LogCopilot is an LLM-based log analysis framework. It extracts structured log knowledge from raw logs, retrieves that knowledge for natural-language log analysis questions, generates LogQL queries, executes them against Grafana Loki, and synthesizes final answers.
The implementation is organized around two pipelines:
- Offline indexing: log preprocessing, template matching, sequence/workflow mining, parameter extraction, template/parameter/workflow summarization, and embedding generation.
- Online analysis: question dispatch, knowledge retrieval, LogQL generation/execution with repair, knowledge refinement, and answer synthesis.

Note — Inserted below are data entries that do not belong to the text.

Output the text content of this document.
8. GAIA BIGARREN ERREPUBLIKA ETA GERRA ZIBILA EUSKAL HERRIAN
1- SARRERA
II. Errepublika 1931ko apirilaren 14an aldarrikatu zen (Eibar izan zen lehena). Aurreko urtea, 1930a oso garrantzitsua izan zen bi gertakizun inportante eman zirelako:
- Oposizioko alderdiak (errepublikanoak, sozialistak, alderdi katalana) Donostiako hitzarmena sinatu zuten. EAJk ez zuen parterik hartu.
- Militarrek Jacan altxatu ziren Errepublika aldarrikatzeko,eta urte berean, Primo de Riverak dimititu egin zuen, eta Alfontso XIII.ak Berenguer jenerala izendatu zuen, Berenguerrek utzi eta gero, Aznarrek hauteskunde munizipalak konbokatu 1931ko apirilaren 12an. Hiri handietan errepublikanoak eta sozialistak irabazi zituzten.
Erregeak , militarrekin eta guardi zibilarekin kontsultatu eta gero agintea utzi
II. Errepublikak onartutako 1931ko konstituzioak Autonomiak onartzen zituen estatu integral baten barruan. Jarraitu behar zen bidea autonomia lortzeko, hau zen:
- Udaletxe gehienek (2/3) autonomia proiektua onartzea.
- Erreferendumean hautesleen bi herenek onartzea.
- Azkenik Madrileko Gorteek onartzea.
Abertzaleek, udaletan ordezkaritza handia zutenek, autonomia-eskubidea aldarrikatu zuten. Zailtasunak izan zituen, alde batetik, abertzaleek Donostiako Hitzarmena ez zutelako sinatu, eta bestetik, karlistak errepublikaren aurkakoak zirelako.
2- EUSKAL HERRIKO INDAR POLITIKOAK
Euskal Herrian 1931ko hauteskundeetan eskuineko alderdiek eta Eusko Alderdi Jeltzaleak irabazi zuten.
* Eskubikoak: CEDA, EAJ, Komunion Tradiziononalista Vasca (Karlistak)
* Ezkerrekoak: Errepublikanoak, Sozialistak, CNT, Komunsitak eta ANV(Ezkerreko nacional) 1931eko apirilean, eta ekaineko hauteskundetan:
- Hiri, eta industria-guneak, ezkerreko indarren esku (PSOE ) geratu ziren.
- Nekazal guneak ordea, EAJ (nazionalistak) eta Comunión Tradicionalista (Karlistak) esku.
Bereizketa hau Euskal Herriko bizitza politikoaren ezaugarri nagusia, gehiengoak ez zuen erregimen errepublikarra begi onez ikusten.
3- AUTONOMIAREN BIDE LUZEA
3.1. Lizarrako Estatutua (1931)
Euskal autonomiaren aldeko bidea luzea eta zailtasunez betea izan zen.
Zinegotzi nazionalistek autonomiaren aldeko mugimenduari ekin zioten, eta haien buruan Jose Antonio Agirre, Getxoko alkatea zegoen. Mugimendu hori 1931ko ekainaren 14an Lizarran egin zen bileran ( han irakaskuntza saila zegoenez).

The repository contains the maintained Python package, Q&A sheets, template metadata, Loki configuration, and paper-support scripts.
Large artifacts are distributed separately through Zenodo:
- Full raw logs for HDFS, OpenSSH, OpenStack, and TrainTicket.
- A packaged Loki image with logs already loaded.
- Generated knowledge files under
storage/for direct reproduction.
- Python 3.12 or newer
uv- Docker, when running the Loki-backed query flow
- An OpenAI-compatible chat and embedding endpoint for LLM workflows
Install the package and development dependencies:
uv sync --extra cli --devCreate a .env file in the repository root before running LLM or Loki-backed workflows:
OPENAI_API_KEY=<openai_api_key>
OPENAI_BASE_URL=<openai_base_url>
LOKI_BASE_URL=http://localhost:3100If you use the default OpenAI endpoint, OPENAI_BASE_URL can be omitted.
The benchmark contains 400 questions, 100 for each system.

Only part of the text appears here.